Bis vor wenigen Jahren habe man ein Tier nur in einem komplett geschlossenen Raum töten dürfen. Das ist inzwischen nicht mehr so. „Wir finden es trotzdem besser, aus ethischer Sicht. Man liefert das Tier ja quasi aus, wenn man es bei der Tötung so vorführt, dass es alle sehen. Das möchten wir nicht. Außerdem schützt der geschlossene Raum ja auch vor Regen, Dreck oder Ungeziefer“, erklärt Kopf.
„Ich möchte nichts beschönigen. Eine Tötung ist nichts Schönes“
Dem Tier ein möglichst würdevolles Ende zu ermöglichen, sei der IG „Schlachtung mit Achtung“ das Wichtigste: „Natürlich kann man sagen, es soll jetzt einfach niemand mehr Fleisch essen. Aber das ist unrealistisch. Es wird immer eine Nachfrage geben. Aber wir finden, es kommt immer auf das Wie an“, erklärt Kopf und sagt außerdem: „Ich möchte nichts beschönigen. Eine Tötung ist nichts Schönes.

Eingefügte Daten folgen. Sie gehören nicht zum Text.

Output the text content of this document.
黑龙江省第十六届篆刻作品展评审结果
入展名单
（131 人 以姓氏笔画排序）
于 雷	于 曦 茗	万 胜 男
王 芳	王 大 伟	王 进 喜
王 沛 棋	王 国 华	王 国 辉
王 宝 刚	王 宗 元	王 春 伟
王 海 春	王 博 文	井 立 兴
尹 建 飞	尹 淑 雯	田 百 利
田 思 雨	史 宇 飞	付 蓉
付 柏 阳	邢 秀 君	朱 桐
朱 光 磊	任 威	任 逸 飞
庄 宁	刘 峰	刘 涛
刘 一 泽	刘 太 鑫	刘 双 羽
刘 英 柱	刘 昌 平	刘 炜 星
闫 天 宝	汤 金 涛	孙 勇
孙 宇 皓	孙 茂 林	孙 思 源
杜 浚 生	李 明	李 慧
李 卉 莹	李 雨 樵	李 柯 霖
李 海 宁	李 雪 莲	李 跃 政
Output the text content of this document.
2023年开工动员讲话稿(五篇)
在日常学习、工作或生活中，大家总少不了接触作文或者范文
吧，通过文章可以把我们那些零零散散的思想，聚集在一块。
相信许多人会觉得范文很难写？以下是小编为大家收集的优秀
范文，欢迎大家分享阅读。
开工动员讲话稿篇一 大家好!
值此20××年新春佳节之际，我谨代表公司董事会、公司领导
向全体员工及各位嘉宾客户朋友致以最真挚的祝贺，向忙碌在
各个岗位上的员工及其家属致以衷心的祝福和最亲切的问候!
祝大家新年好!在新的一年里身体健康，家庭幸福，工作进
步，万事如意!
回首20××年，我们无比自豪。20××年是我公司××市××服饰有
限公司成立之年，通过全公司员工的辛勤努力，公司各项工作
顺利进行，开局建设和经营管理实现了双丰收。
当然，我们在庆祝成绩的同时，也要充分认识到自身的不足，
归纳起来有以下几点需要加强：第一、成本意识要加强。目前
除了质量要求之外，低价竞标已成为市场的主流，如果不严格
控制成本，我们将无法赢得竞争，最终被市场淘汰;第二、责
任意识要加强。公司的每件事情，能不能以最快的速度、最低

Aber diese Art der Schlachtung ist doch besser als die Tiere in einen Transporter zu treiben und zur Schlachtstätte zu fahren, wo sie in einer Reihe warten müssen, bis sie dran sind und schon das Blut riechen“, findet Kopf.
Auch Zimmermann sagt, dass er nie wieder auf konventionelle Art seine Tiere zur Schlachtstätte bringen möchte. „Es bringt doch nichts, wenn ich den Tieren hier zwei Jahre ein schönes Leben bereite und in den letzten Minuten alles kaputt mache.“ Dem Tier Stress zu ersparen, wirke sich außerdem auf die Qualität des Fleisches aus. Das hat auch seinen Preis: Ein Kilo Rumpsteak kostet beispielsweise 41,60 Euro, ein Kilo Hackfleisch 16,20 Euro. Das Fleisch könne man vor Ort im Hofladen kaufen.
MSE nicht nur für Rinder
Jeder Landwirt könne seine Tiere auf diese Weise schlachten. „Natürlich muss man das anmelden und mit den zuständigen Behörden in Kontakt treten. Aber es ist eine gesetzeskonforme Schlachtung, da spricht nichts dagegen“, erklärt Sandra Kopf. Die mobile Schlachteinheit könne von jedem erworben werden: „Egal, ob das ein Schlachtbetrieb, ein Zusammenschluss von mehreren Landwirten, ein Metzger oder eine Genossenschaft ist. Die mobile Schlachteinheit, mit der Zimmermann schlachtet, hat sich zum Beispiel die Kommune Baiersbronn angeschafft und stellt sie den Landwirten zu Verfügung“, sagt Kopf. Mit dieser MSE können nicht nur Rinder, sondern auch Schweine mobil geschlachtet werden. Erlaubt ist die Hofschlachtung außerdem auch für Pferde und Esel, aber bisher nicht für Ziegen und Schafe. „Ein ähnliches Model gibt es inzwischen auch für Hühner. “, sagt Kopf.
Tierschutzpreis gewonnen
Über das Projekt von Kopf und Mayer sei das Verfahren der Schlachtung von Tieren auf dem eigenen Hof EU-weit vereinfacht worden. Im Jahr 2019 haben sie sogar den Tierschutzpreis des Landes Baden-Württemberg gewonnen. Kopf weiß, dass so eine Einzeltierschlachtung nur schwer auf den Fleischkonsum der Verbraucher hochgerechnet werden kann. Dennoch hofft sie, dass bald mehr Landwirte und Metzger diese Art der Schlachtung praktizieren.